The man whose hand I shook, I remembered.

“And we’re agreed it can’t be Joshua.”

“Josh couldn’t…”

Laura fidgeted with the little purse she was holding on her lap. “Do get on with it.”

“You’re absolutely certain Jeffrey’s the right one?” Jackson asked me.

“Yes.”

“Why?”

“Because he called me this evening and threatened to kill Vickie and me both if I don’t call off my press conference tomorrow.”

Jackson looked at me curiously. “How do you know it was Jeffrey?”

“It had to be. John was already speaking here. We agree it can’t be Joshua. You were here with the General…”

“They have phones here,” Jackson said.

I stopped with my mouth still open. “But… your father said… the General told me he was with you all night.”

“That’s right, he was,” Jackson said. “Just as he is now,” Laura added. “Down there.”

I suddenly understood how a mouse feels when it is cornered by a pair of cats: very small, very alone, and scared mindless.

“Y… You’re the one who called me?”

“That’s right, Meric. Tonight I finish the task I started eighteen months ago. Tomorrow morning I will be the sole occupant of the Oval Office. I will be the President, alone and entirely.”

I turned to Laura. “And you’re going to let him?”

“Of course.”

“For God’s sake, Laura—stop him!”

“Why? So John can go on making pretty faces to the public and compromising with every beggar who comes in off the street? Or Josh can stay in hiding all the time?

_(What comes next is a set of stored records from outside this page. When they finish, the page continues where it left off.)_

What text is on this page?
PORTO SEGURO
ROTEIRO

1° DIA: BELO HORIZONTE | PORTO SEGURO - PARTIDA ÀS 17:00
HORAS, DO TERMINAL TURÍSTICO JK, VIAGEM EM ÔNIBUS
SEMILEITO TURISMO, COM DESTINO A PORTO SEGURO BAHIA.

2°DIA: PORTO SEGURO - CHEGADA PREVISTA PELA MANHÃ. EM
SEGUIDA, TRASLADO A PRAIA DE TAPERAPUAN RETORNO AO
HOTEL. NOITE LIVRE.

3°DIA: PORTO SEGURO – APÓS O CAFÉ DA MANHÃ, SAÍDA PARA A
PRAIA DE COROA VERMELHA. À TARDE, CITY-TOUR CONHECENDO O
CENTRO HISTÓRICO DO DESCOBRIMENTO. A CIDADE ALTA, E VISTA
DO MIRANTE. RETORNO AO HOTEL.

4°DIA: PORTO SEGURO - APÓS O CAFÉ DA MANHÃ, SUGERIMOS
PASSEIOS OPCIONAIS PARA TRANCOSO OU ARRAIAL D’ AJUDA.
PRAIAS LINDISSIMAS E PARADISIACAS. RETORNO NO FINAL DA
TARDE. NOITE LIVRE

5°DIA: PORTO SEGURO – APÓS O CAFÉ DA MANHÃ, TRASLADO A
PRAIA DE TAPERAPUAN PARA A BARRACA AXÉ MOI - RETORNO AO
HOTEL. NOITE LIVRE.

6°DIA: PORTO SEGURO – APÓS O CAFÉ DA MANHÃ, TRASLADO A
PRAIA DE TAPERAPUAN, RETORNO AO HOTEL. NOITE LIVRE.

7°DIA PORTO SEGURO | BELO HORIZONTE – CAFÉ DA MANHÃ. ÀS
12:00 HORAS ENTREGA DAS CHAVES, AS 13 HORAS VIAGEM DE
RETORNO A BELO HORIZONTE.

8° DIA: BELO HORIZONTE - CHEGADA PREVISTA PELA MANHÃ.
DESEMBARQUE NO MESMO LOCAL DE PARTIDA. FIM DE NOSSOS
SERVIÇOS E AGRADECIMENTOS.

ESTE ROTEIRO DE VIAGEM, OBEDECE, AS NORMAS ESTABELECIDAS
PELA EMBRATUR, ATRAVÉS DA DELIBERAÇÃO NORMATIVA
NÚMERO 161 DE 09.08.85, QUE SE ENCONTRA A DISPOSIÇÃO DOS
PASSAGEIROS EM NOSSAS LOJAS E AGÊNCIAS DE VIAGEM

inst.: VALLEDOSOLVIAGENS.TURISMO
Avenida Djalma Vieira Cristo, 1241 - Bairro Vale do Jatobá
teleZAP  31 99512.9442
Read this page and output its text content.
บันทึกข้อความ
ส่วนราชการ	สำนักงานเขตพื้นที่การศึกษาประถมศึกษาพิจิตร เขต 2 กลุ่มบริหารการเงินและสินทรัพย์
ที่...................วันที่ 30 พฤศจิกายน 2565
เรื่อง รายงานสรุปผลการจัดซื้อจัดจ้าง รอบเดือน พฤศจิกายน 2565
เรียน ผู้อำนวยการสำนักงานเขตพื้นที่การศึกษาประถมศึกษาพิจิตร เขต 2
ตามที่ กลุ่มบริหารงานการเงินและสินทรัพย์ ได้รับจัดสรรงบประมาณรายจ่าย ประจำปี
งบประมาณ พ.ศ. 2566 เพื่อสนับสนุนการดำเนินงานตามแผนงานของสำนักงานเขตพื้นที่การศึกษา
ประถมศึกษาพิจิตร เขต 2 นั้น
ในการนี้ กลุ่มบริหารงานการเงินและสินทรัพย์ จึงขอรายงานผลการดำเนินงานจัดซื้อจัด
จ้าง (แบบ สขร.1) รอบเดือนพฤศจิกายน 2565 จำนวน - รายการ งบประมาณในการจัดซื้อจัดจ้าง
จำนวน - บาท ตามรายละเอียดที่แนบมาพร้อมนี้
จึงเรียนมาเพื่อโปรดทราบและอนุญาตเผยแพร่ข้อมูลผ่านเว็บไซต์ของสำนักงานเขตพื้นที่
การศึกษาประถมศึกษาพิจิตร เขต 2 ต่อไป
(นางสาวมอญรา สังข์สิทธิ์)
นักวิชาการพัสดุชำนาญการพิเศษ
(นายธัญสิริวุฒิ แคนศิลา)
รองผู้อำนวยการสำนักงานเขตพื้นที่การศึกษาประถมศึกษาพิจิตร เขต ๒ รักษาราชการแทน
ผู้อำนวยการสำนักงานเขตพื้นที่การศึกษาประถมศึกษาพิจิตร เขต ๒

Or Jeff can keep on playing soldier? Jackson’s been the only real man in this whole family. I’ve known that for years. Jackson’s the strong one. It’s survival of the fittest.”

“But he’s killing his brothers!” My voice was a mousy squeak. I could barely hear it myself.

‘The President’s got to be strong.” Laura’s voice practically purred. Her eyes were afire now.

“But he’s a murderer!”

Jackson snapped, “Name one President who wasn’t. Truman? Lincoln? Either Roosevelt? Nixon? Brown? They all had blood on their hands.”

“Sweet Jesus, the two of you are insane.”

“Meric,” Jackson said, in that tone, that inflection, that I’d heard a thousand times in the White House.

I stared at him.

“We’ve been very patient with you, Meric. I’ve given you every opportunity to stop opposing me. Even Laura has tried to make you see…”

“Tried to buy me off, you mean.”

“You had your chance,” Laura said.

I started to shake my head.

Jackson said, “There’s no other way, Meric. We’ll have to do away with you. And Ms. Clark, too.”

“Like you killed the others?”

“No…” He fumbled in his tunic pocket and pulled out a small plastic syringe. “No, you’re not going to die of immunological breakdown. That would raise too many questions. And, incidentally, I got the virus from the University of Pennsylvania’s biochemistry labs. They have very lax security systems at universities, you know. A Government man can go anywhere and see anything he wants to. The professors all trail him with their tongues hanging out, hoping to lap up some droppings of Federal grant money.”

“How’d you know?”

“Don’t be naive. I didn’t do it personally. I’m an economist, not a biochemist.”

I turned back toward Laura. “You’re going to let him do it?”

She pulled a small handgun from her purse. “I’m going to help him.”